Constat à la fois trop vite oublié et trop peu interrogé, l’émancipation des femmes, aussi évidente qu’elle puisse paraître dans les sociétés occidentales, est un phénomène récent et même relativement rapide à l’échelle de l’humanité. Olympe de Gouges a proclamé les droits de la femme et de la citoyenne il y a à peine plus de deux siècles et nous nous fêterons l’année prochaine, en France, les soixante ans du droit de vote des femmes, c’est-à-dire d’un droit obtenu il y a seulement deux générations. Voilà tout l’écart qui nous sépare de ce passé si contemporain et pourtant si éloigné de notre imaginaire.

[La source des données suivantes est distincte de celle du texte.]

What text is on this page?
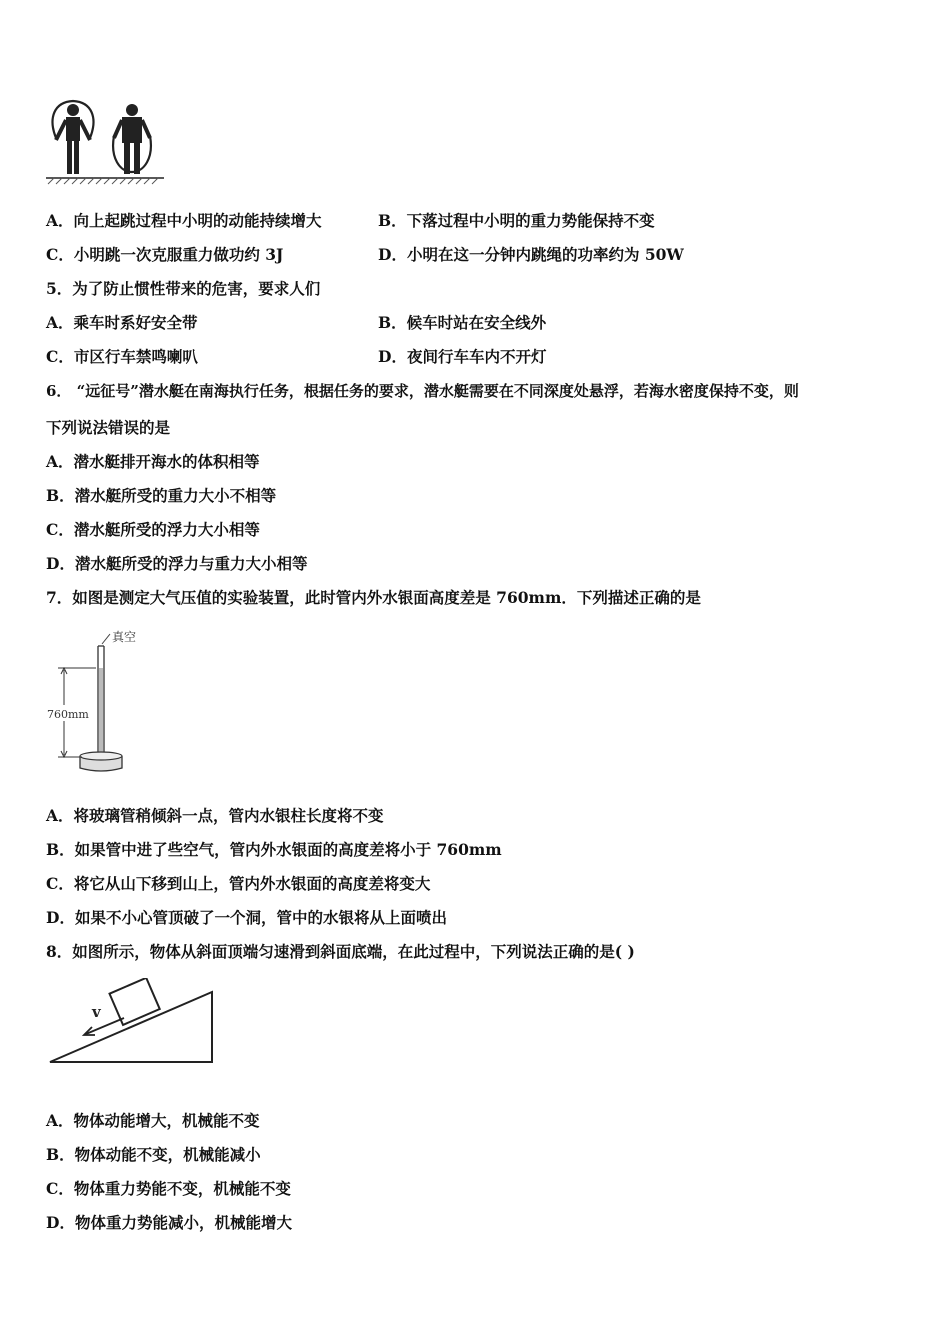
A．向上起跳过程中小明的动能持续增大	B．下落过程中小明的重力势能保持不变
C．小明跳一次克服重力做功约 3J	D．小明在这一分钟内跳绳的功率约为 50W
5．为了防止惯性带来的危害，要求人们
A．乘车时系好安全带	B．候车时站在安全线外
C．市区行车禁鸣喇叭	D．夜间行车车内不开灯
6． “远征号”潜水艇在南海执行任务，根据任务的要求，潜水艇需要在不同深度处悬浮，若海水密度保持不变，则
下列说法错误的是
A．潜水艇排开海水的体积相等
B．潜水艇所受的重力大小不相等
C．潜水艇所受的浮力大小相等
D．潜水艇所受的浮力与重力大小相等
7．如图是测定大气压值的实验装置，此时管内外水银面高度差是 760mm．下列描述正确的是
真空
760mm
A．将玻璃管稍倾斜一点，管内水银柱长度将不变
B．如果管中进了些空气，管内外水银面的高度差将小于 760mm
C．将它从山下移到山上，管内外水银面的高度差将变大
D．如果不小心管顶破了一个洞，管中的水银将从上面喷出
8．如图所示，物体从斜面顶端匀速滑到斜面底端，在此过程中，下列说法正确的是( )
v
A．物体动能增大，机械能不变
B．物体动能不变，机械能减小
C．物体重力势能不变，机械能不变
D．物体重力势能减小，机械能增大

Plus étonnant encore, cette évolution sociale s’est accomplie, comme le rappelle Véra Nikolski “sans arme” ni “réel rapport de force” (p. 35,36). Il n’y a pas eu de blocages répétés des moyens de production, avec occupation des usines. Aucune grève générale des tâches domestiques. Point d’émeutes ou de barricades pour renverser le patriarcat, le SCUM manifesto dans une main et le cocktail Molotov dans l’autre.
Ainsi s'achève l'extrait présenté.